Indigenous Australians have access to government money to help start, operate, or expand a business. Aboriginal and Torres Strait Islanders constitute about 2.5% of Australia’s population, but are underrepresented as business owners and have higher rates of unemployment than the overall rate among all Australians.

To help remedy these situations, government money is available at both the national and state/territorial level for various business funding programs.

Nationally, the programs that directly assist Indigenous businesses and jobseekers are the Indigenous Visual Arts Industry Support Program, Indigenous Employment Program, Indigenous Youth Mobility Program, Indigenous Youth Career Pathways Program, and Indigenous Wage Subsidy.

There’s also government money for cultural support and improved quality of life that can help provide and better foundation for overall success. For instance, there are the Indigenous Languages Support Program, Indigenous Culture Support Program, Indigenous Broadcasting Program, Indigenous Youth Leadership Program, and the Indigenous Heritage Program.

New South Wales, which is home to the greatest number of Indigenous Australians in the country, has government money available too. For instance, there are the Corporate Leaders for Indigenous Employment Project, National Indigenous Cadetship Project, Structured Training and Employment Projects, and Wage Assistance (a payment given to Australian employers as an incentive to employ Indigenous Australians).

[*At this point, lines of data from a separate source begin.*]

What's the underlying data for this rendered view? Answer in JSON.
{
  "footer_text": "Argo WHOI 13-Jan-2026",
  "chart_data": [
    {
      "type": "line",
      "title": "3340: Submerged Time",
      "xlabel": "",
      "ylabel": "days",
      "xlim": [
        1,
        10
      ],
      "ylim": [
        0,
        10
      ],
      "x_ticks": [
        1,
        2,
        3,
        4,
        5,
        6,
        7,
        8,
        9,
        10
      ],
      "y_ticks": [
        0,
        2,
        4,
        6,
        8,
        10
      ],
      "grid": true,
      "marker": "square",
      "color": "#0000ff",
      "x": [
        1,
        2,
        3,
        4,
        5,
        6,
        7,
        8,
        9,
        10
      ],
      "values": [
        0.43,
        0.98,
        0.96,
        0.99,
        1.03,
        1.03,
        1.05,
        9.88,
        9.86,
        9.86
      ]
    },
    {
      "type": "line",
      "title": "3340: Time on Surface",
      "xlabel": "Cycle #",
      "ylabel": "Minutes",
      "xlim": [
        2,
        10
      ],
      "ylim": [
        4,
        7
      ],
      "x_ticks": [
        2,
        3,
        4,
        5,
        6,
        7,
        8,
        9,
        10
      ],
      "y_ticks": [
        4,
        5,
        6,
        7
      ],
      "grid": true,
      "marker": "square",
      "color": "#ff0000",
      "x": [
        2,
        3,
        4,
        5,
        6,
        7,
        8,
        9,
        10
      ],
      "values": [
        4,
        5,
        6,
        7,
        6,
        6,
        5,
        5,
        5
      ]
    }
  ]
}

Queensland, which is home to nearly as many Indigenous Australians as New South Wales, provides government money for the Indigenous Tourism Program, Indigenous Enterprise Development Officers (who help you develop your idea, plan your business, and improve your chances of success), and the QIAMEA Arts Partnership Program.

In Western Australia, the Small Business Development Corporation has an Indigenous Unit that helps Indigenous Western Australians find government money for business ventures. In addition to this, there’s government money allocated for an Indigenous Arts Development Program.

The Northern Territory, home to nearly 70,000 Indigenous Australians, offers the NT Indigenous Training for Employment Program and NT Research and Innovation Awards, both funded by government money.

Victoria’s government money funds Indigenous Arts Development, the Indigenous Economic Development Unit, and the Business Support Program.

South Australia uses its government money to fund Aboriginal and Torres Strait Islander (ATSI) Arts Development Project Assistance, which provides funding for artists and arts workers to undertake professional development opportunities.

Tasmania funds the Aboriginal Arts Fund, which is government money that supports Aboriginal and Torres Strait Islander artists, Aboriginal arts organizations, and other organizations that are encourage the growth and development of contemporary, traditional, and non-traditional Aboriginal and art forms.

Australian Capital Territory has a low relatively number of Indigenous Australians and has not set aside any government money specifically to serve the business needs of this group, but there is still government money available to help everyone in the territory with business needs, and the Indigenous residents can take advantage of these.

Throughout most of Australia, there is government money for Indigenous Australians to get business assistance and improve other areas of life. The overall goal is to increase the employment and business ownership among Indigenous Australians, and the government money is helping to make a good start.